Il titolo della conferenza che ha tenuto a Cesena “Il robot è donna?” è una provocazione o è realtà?

«Sicuramente in questa robotica definita “bioispirata” c’è del vero, perché in questo settore sono più le donne; nel mio gruppo siamo oltre la metà, di formazione e laurea in discipline diverse, ma tutte attratte da questa area della robotica fatta di molta scienza e molta biologia. Forse le donne sono meno attratte dalla robotica tradizionale, ma da questo tipo di robotica di frontiera lo siamo tanto».

Siete valorizzate quanto gli uomini o incontrate più difficoltà?

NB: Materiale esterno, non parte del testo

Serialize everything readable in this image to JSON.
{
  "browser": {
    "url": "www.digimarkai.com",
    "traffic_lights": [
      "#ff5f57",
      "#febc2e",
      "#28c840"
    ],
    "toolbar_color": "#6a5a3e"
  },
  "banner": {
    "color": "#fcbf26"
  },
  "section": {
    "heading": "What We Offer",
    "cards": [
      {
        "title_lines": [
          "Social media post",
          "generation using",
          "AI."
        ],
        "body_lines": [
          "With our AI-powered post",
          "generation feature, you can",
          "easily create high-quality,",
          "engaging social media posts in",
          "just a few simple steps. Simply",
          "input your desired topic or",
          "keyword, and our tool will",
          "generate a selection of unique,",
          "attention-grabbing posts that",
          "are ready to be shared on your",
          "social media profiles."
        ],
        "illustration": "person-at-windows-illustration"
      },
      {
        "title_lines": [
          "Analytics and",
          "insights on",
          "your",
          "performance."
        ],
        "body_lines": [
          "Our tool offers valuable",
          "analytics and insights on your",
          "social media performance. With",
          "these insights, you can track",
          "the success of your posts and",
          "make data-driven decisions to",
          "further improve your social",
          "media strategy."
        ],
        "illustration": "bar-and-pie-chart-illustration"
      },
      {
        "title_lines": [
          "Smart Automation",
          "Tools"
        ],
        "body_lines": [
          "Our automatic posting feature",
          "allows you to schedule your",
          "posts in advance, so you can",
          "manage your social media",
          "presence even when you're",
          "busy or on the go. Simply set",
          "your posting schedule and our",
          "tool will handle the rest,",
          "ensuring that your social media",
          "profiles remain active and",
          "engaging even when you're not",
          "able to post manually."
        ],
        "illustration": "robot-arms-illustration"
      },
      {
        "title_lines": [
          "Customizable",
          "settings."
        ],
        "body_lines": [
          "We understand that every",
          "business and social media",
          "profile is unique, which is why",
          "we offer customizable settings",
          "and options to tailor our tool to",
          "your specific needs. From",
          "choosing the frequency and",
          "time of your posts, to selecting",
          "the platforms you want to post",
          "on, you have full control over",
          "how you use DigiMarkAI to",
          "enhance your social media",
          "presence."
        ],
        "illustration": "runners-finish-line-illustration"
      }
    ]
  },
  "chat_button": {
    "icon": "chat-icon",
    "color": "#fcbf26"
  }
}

«Il nostro è un ambiente competitivo, bisogna essere preparati; penso sia difficile allo stesso modo per uomini e donne raggiungere certi livelli di conoscenza, che è la vera discriminante di questo lavoro; il sacrificio vale per tutti e dal punto di vista scientifico non noto pregiudizi fra sessi. Certo, devi essere convincente avere volontà, motivazione e ancora di più passione. È un ambiente stimolante, si viene a contatto con realtà diverse di ogni Paese, mi sento molto fortunata, posso incontrare le persone più disparate, conoscerne le idee originali, e questo ripaga dai sacrifici».